Keep an eye on single cells with a new fluorescence imaging technique which gives a high resolution image of a surface using nanoislands.

South Korean researchers have developed an improved technique for high-resolution fluorescence imaging of biomolecular events taking place in cells on surfaces. They used it to observe an adenovirus being taken up by cancer cells, which cannot be watched easily using conventional methods.

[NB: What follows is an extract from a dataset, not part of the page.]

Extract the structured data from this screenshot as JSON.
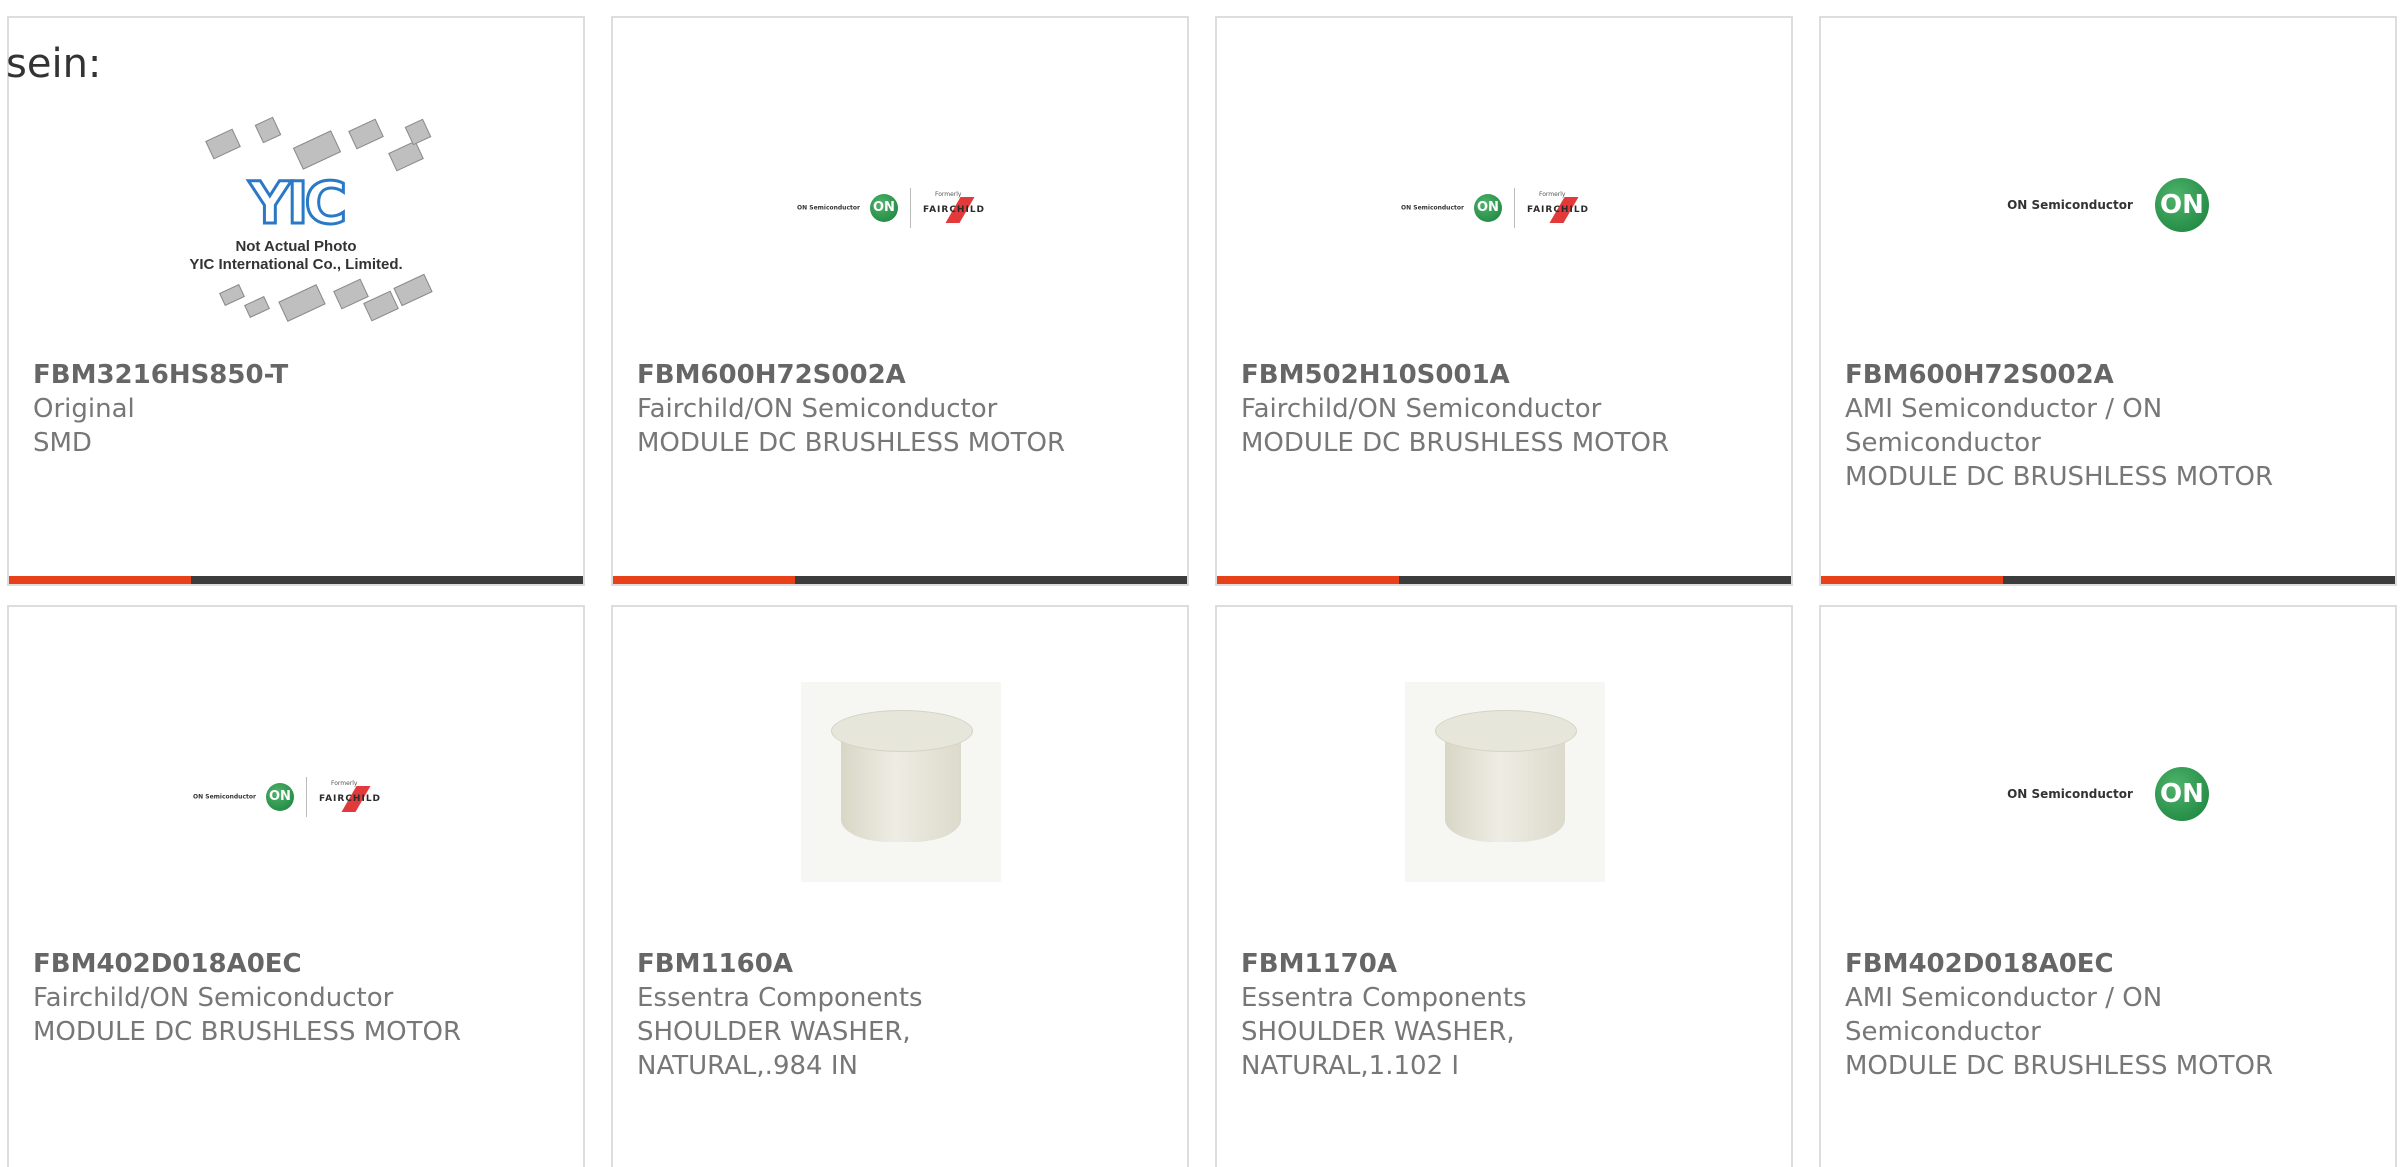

To study the processes and movements of cells, it is important to get clearer and more detailed pictures of them. Many methods are currently used to try to achieve this, but they often do not have good resolution in both the horizontal and vertical directions. Some methods require the production and presence of specific nanostructures on a surface which enhance resolution near to the nanostructure only; these specific nanostructures are not straightforward to produce reliably on a large scale, which would be necessary for everyday use in a laboratory. One technique, total internal reflection spectroscopy (TIRF) has previously been combined with other techniques to give imaging higher resolution. TIRF works by measuring generated electromagnetic waves that disappear exponentially, producing fluorescence only on the surface of an object. This effect is called evanescence.

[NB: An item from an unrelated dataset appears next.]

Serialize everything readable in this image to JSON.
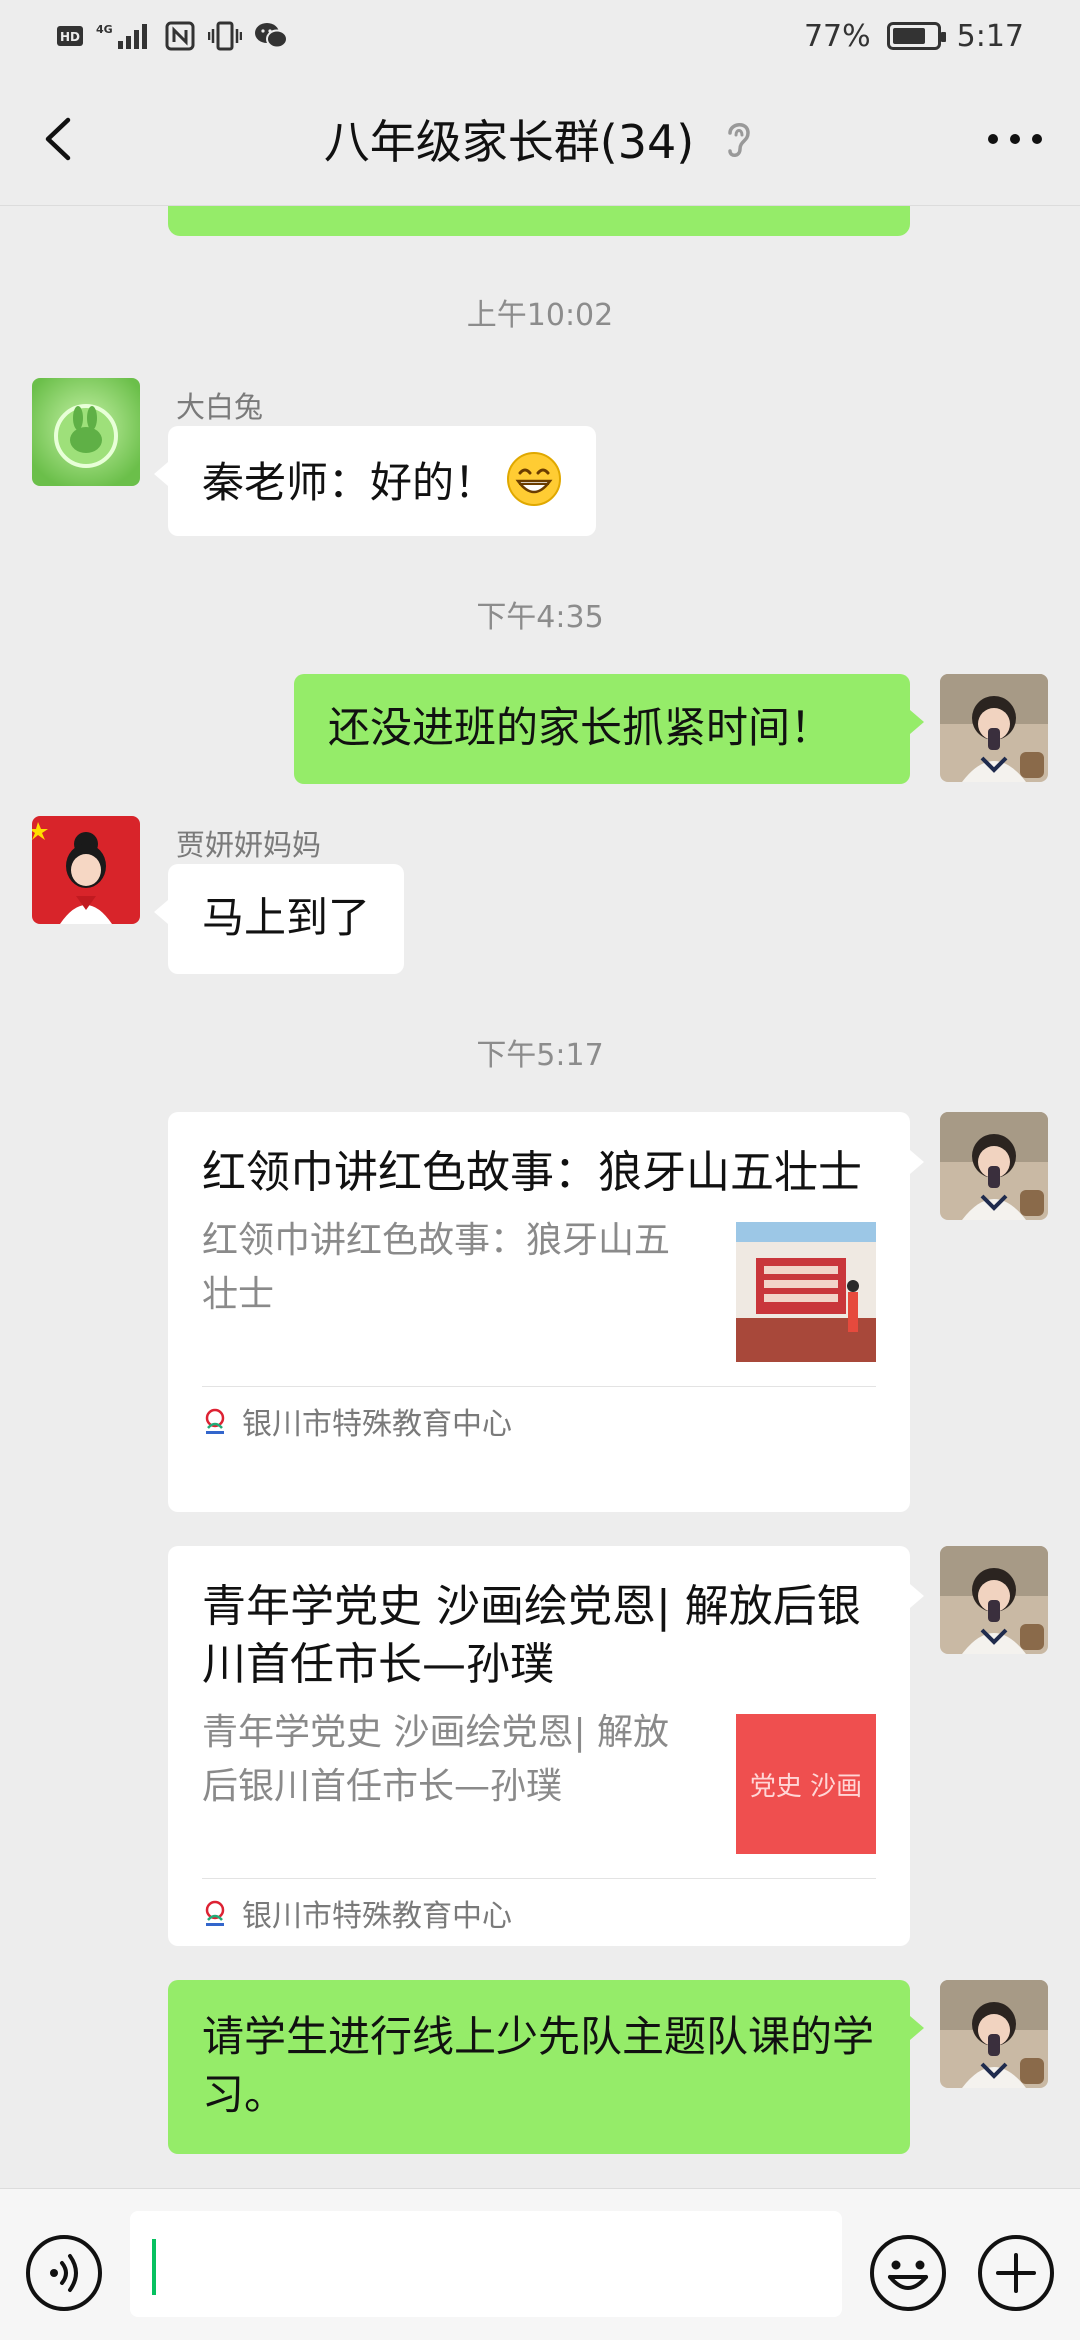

In this study, Chae-Ok Yun, Donghyun Kim and co-workers at Yonsei University, South Korea, created tiny gold or silver nanoislands on a surface and employed these to generate very small hotspots of evanescence on the surface, which were used to create an image by TIRF. The nanoislands are easy to make in a controllable way, and the geometry, size, and distribution of the nanoislands determine the resolution of the resulting images.

The researchers tested their improved technique, christened SUPRA-TIRF for surface-plasmon-enhanced randomly activated TIRF, on two types of cancer cells that were taking up fluorescent beads and adenoviruses by endocytosis. They were able to watch the cells swelling after injection of the virus. This new technique allowed the researchers to visualise a single adenovirus particle, which is too detailed for conventional TIRF to see. The measured fluorescence intensity of the beads was eight times higher for SUPRA-TIRF than when using regular TIRF, which makes the new system much more sensitive.

The technique could in the future be an invaluable tool for visualisation of other cells and cellular events, thereby aiding in biomedical research of many different sorts. These studies of cancer cells are just the beginning.